* SUMMARY String.prototype.replace fails used many times with different replace values. * TEST <script> (function() { var result = "foo".replace(/f/g, ""); if (result != "oo") throw "Error: bad result: "+ result; for (var i = 0; i < 100000; ++i) result = "foo".replace(/f/g, 42); if (result != "42oo") throw "Error: bad result: "+ result; })(); </script> * STEPS TO REPRODUCE 1. Run test => Unexpected Exception, test should not have an exception => The Error is: "Error: bad result: oo"
<rdar://problem/26404735>
Bisection results: <http://trac.webkit.org/log/trunk/?rev=199084&stop_rev=199073> Most likely culprit is: DFG and FTL should constant-fold RegExpExec, RegExpTest, and StringReplace <https://bugs.webkit.org/show_bug.cgi?id=155270> <http://trac.webkit.org/changeset/199075>
Based on the order of tests run on the bots "js/regress/string-replace-generic.html" can fail if "js/regress/string-replace-empty.html" runs before it. So, in the mean time I am marking "js/regress/string-replace-generic.html" as [ Pass Fail ] in LayoutTests/TestExpectations. Please remove that entry when fixing!
> Please remove that entry when fixing! Test marked flakey in: <http://trac.webkit.org/changeset/201240>
Sounds related to Fil's constant folding patch from a month ago.
(In reply to comment #5) > Sounds related to Fil's constant folding patch from a month ago. Oops. Looks like you already bisected to that patch
Created attachment 279539 [details] patch
Fil, we currently won't constant fold the test case now. It's because 42 is a number and not a string. Should we extend LazyJSValue::tryGetStringImpl to handle numbers too? This seems like something we really should constant fold.
Comment on attachment 279539 [details] patch View in context: https://bugs.webkit.org/attachment.cgi?id=279539&action=review > LayoutTests/TestExpectations:-984 > -webkit.org/b/157968 js/regress/string-replace-generic.html [ Pass Failure ] We should add a new test for this. We got lucky that a bot ran 2 tests in sequence and triggered this. It seems worthwhile to have a single test that covers this on its own.
(In reply to comment #9) > Comment on attachment 279539 [details] > patch > > View in context: > https://bugs.webkit.org/attachment.cgi?id=279539&action=review > > > LayoutTests/TestExpectations:-984 > > -webkit.org/b/157968 js/regress/string-replace-generic.html [ Pass Failure ] > > We should add a new test for this. We got lucky that a bot ran 2 tests in > sequence and triggered this. It seems worthwhile to have a single test that > covers this on its own. I'll add this to JSC's tests. It reproduces every time when run in JSC without concurrent JIT
Comment on attachment 279539 [details] patch View in context: https://bugs.webkit.org/attachment.cgi?id=279539&action=review > Source/JavaScriptCore/ChangeLog:10 > + There was a bug in the DFG where we were checking a condition > + on the wrong variable. LOL, that won't do any good!

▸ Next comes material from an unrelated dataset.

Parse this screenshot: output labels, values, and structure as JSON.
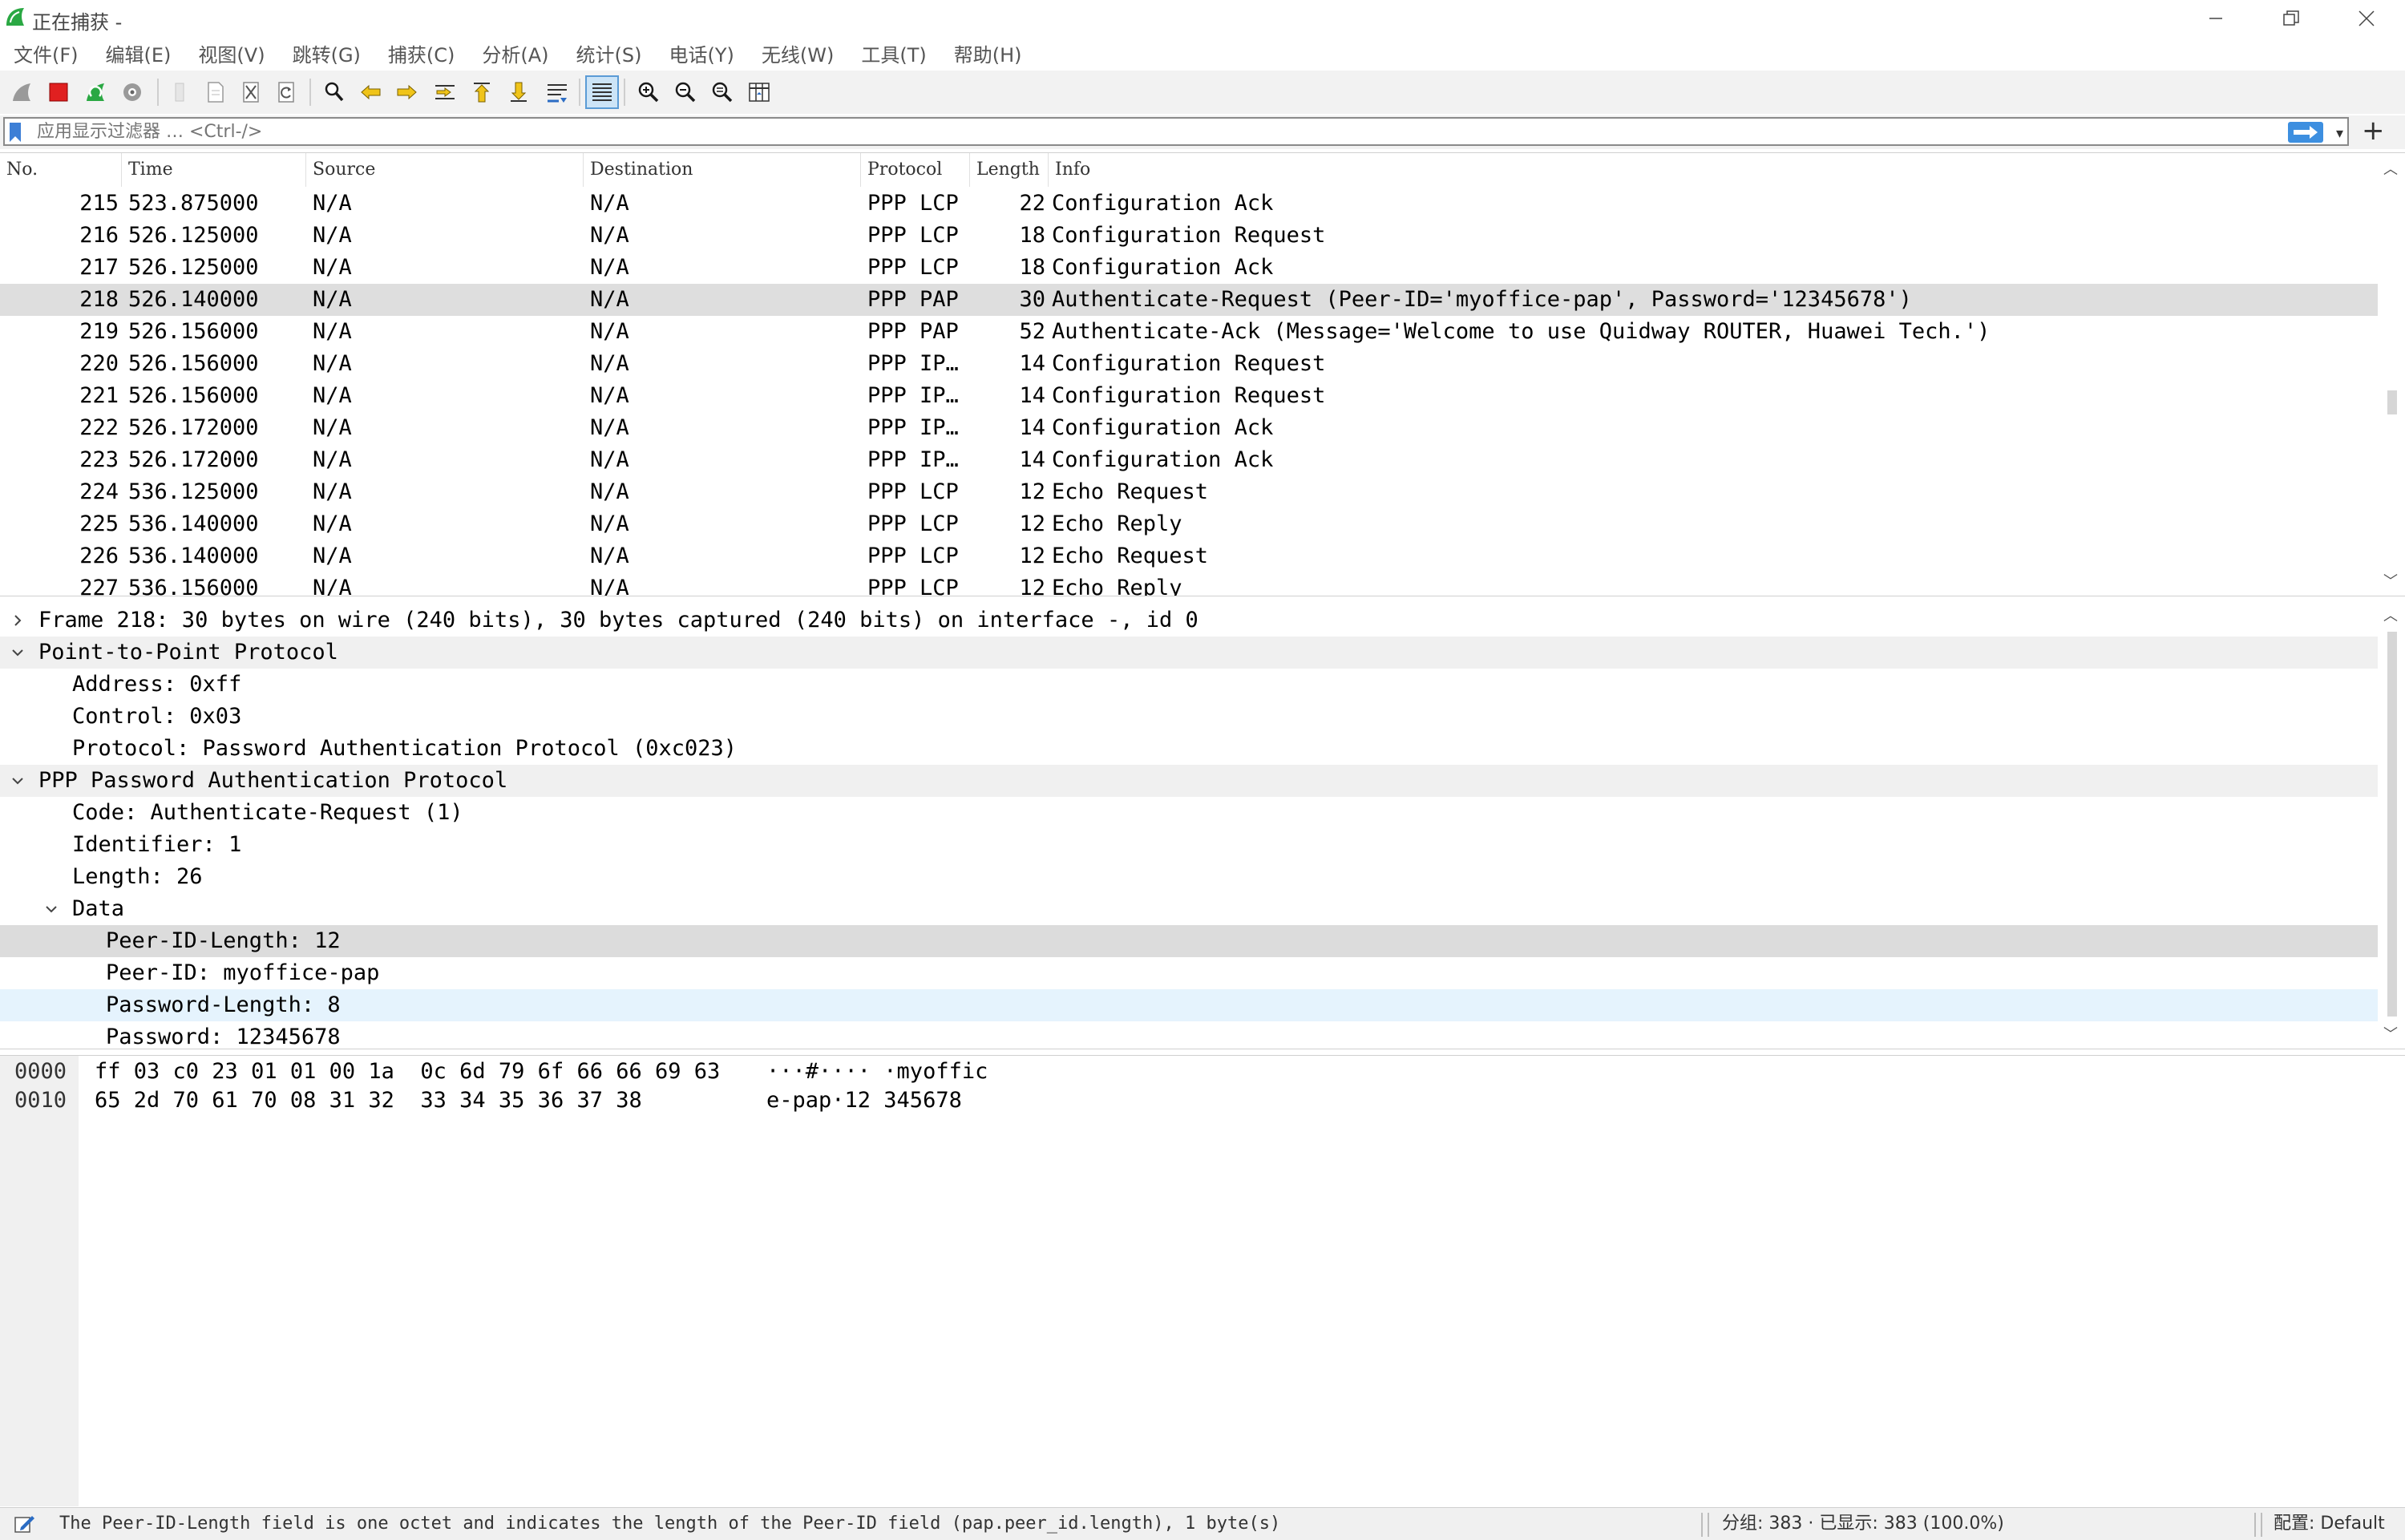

Please add a test as Joe pointed out.
Comment on attachment 279539 [details] patch Wow!!! R=me too
> Based on the order of tests run on the bots "js/regress/string-replace-generic.html" can fail if "js/regress/string-replace-empty.html" runs before it. This should never happen. Tests in one directory are supposed to run sequentially, and alphabetically. Do you have a link to a test run where this happened?
Created attachment 279551 [details] patch for landing
Comment on attachment 279551 [details] patch for landing Clearing flags on attachment: 279551 Committed r201254: <http://trac.webkit.org/changeset/201254>
All reviewed patches have been landed. Closing bug.